Il dado è tratto: dopo il tira e molla su Ancelotti, con il viaggio a Madrid di Adriano Galliani e la conferma del “no” di Carletto arrivata nella giornata di martedì, la questione allenatore è stata affrontata con una decisa accelerata. Poco dopo le 20 di mercoledì 3 giugno, infatti, Sinisa Mihajlovic ha varcato i cancelli di Villa San Martino ad Arcore, accompagnato dall’amministratore delegato per la parte sportiva.

Il testo che segue si può leggere come una lettera di richieste al nuovo allenatore, a pochi giorni dalla fine di questa disgraziata stagione, partita bene e durata praticamente tre partite.

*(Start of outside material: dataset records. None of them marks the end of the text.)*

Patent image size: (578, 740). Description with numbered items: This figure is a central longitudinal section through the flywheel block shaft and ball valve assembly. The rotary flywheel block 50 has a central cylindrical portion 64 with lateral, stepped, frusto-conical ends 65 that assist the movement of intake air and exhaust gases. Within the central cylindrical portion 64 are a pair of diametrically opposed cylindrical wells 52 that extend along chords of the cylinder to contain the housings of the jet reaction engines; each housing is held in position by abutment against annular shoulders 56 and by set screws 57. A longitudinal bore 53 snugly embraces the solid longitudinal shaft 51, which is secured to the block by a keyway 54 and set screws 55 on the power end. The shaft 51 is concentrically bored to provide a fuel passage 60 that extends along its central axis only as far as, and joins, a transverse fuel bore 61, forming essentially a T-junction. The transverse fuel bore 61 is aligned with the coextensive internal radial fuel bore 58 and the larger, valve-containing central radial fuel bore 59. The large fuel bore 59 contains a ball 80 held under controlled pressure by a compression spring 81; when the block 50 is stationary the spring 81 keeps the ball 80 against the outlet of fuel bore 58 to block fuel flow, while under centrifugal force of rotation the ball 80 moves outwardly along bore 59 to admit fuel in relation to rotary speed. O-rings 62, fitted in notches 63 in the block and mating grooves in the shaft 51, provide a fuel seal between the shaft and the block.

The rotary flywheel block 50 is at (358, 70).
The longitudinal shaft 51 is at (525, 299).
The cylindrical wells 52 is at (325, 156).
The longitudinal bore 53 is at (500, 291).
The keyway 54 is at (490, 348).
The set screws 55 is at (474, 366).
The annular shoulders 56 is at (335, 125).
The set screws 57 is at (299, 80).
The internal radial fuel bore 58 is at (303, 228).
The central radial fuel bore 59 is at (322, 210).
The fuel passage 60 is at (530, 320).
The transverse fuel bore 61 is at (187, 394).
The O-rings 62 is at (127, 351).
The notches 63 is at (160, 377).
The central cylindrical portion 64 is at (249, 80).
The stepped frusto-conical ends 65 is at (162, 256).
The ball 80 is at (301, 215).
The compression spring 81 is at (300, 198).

Portare lo spirito di gruppo nello spogliatoio: non è un segreto, le grandi squadre partono dall’unità di intenti tra i componenti della rosa. E, tra le tante cose che non hanno funzionato quest’anno, c’era anche questa. Nonostante Pippo Inzaghi si fosse presentato come un allenatore dai princípi forti. Invece nel corso della stagione abbiamo scoperto tante crepe. Iniziando per l’addio di Muntari e proseguendo con le parole al vetriolo di Zapata e Rami. La prossima stagione si deve remare tutti dalla stessa parte: tassativo.

Dare un gioco alla squadra: la richiesta che piú preme ai tifosi. Troppe volte quest’anno la squadra si è dimostrata incapace di competere alla pari, anche con avversari inferiori. L’esperienza di Mihajlovic è oramai ampia (Catania, Fiorentina, Serbia e Samp), quindi ci si aspetta un allenatore capace di leggere la partita e dare una propria impronta alla squadra.

Saper chiedere i giocatori giusti e farli giocare: dalle notizie uscite sui giornali negli ultimi anni si evince che un gruppo di giocatori italiani ha una forte influenza sulle decisioni degli ultimi allenatori. A Sinisa chiedo di portare la meritocrazia: gioca chi sta meglio e chi può dare di piú alla squadra. Nessun titolare “per decreto”, sempre i migliori 11 in campo.

Essere forte anche in sala stampa: forse questa è una delle cose che più mi ha deluso della gestione Inzaghi. Dopo i 6 mesi da Mourinho wannabe di Seedorf, le conferenze pre e post di Pippo sono state una vera delusione. Capisco che quando i risultati non arrivano, fare il leone a parole può non essere una buona idea. Ma certe dichiarazioni di Inzaghi sono state proprio difficili da digerire. Mihajlovic ha dimostrato di saperci fare, vedremo se il passato da interista non gli renderà le cose piú difficili.

Richieste semplici, banali. Quasi scontate. Ma di scontato (in senso positivo), nelle ultime stagioni del Milan, c’è stato proprio poco. Serve ripartire, speriamo che Mihajlovic sia l’uomo giusto.